Nos
encontramos ao acaso, guiados por certa senda deserta que sugeria uma mescla
das paisagens interioranas mineiras e paranaenses. Fazia frio, e a matinal
neblina tornava tudo solitário e lúgubre.
Caminhávamos
em sentidos opostos, e não havia ninguém nos arredores. Pressenti a tua
presença, de repente. Pouco a pouco, através daquela nebulosa estrada, avistei
teus cabelos dourados, e assim tua figura revelava-se com silenciosa sobriedade
angelical. Minha fronte empalidecia ao mesmo tempo em que minhas madeixas se
agitavam com o vento. Ambos os cachecóis, o teu e o meu, então se enlaçaram.
Não
houve palavras quando nos defrontamos – apenas um forte e longo abraço
emocionado. Logo, você convidou-me a visitar a tua casa. Hesitei um pouco, mas
aceitei. Eu estremecia por dentro, porém você estava plenamente seguro de si,
com o braço envolvendo-me a cintura.
Quando
chegamos ao destino, permaneci por algum tempo a apreciar a bela simplicidade
de teu lar e do enorme jardim que o circundava. Então, você me tomou pela mão e
adentramos aquela pequenina casa que cheirava a incenso.

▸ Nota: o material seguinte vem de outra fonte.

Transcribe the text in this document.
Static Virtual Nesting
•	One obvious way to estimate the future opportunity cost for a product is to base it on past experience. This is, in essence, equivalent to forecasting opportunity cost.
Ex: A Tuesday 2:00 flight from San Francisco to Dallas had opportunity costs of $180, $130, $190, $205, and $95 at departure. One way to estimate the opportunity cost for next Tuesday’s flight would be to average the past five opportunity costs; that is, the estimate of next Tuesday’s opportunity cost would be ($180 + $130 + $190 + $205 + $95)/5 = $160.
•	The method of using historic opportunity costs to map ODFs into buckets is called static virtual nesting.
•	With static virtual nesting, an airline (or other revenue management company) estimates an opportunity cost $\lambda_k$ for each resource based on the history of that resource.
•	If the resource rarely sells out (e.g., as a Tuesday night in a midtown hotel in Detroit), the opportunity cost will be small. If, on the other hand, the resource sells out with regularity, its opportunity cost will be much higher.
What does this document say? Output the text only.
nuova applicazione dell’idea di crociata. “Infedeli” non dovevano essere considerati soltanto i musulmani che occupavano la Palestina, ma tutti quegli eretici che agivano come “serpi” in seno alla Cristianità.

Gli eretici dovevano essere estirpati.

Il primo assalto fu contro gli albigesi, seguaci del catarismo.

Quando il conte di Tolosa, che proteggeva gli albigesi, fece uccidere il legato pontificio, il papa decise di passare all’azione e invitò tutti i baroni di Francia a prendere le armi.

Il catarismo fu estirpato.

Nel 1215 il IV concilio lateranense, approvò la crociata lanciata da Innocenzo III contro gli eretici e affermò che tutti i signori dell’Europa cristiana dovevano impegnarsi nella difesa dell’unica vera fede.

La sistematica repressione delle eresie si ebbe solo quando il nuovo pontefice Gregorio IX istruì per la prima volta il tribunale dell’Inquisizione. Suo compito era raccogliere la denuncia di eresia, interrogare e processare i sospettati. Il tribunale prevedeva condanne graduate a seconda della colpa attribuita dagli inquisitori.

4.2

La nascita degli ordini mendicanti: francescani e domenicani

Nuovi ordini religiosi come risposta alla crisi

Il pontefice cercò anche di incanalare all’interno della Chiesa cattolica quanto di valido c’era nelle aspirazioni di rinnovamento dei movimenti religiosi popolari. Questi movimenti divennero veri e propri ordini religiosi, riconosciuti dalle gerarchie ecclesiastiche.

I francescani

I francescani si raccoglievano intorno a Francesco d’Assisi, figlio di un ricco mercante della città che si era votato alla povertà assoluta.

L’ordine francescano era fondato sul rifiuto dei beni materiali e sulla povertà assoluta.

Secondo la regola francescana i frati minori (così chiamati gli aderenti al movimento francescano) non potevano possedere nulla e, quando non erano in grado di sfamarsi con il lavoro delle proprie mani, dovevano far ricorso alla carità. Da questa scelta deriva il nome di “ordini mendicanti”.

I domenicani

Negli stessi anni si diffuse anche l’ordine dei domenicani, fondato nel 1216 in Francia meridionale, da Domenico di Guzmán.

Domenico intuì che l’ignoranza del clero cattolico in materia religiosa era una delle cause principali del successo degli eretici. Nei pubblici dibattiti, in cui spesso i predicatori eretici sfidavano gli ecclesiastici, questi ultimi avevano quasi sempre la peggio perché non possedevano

Fiquei encantada!
Tua
casa era bem-frequentada por amigos. Quase todos os dias essas pessoas marcavam
a sua presença, a alegrar o ambiente.
Não
demorou muito, e um grupo de seis bateu à porta. Achei interessante a maneira
como ficavam tão à vontade! Tentei me entrosar com eles, mas a recíproca foi
negativa. Percebi que o universo que haviam criado ali era somente de vocês –
então comecei a sentir um mal-estar, como se fosse uma intrusa. Mas você me
assegurou de que estava tudo bem, e que eu era a tua convidada. Tentei me
aliviar um pouco; mas a partir daquele momento me mantive à espreita.
Compartilhávamos
vinho, acendíamos incensos de aromas diversos, tocávamos violão, cantávamos...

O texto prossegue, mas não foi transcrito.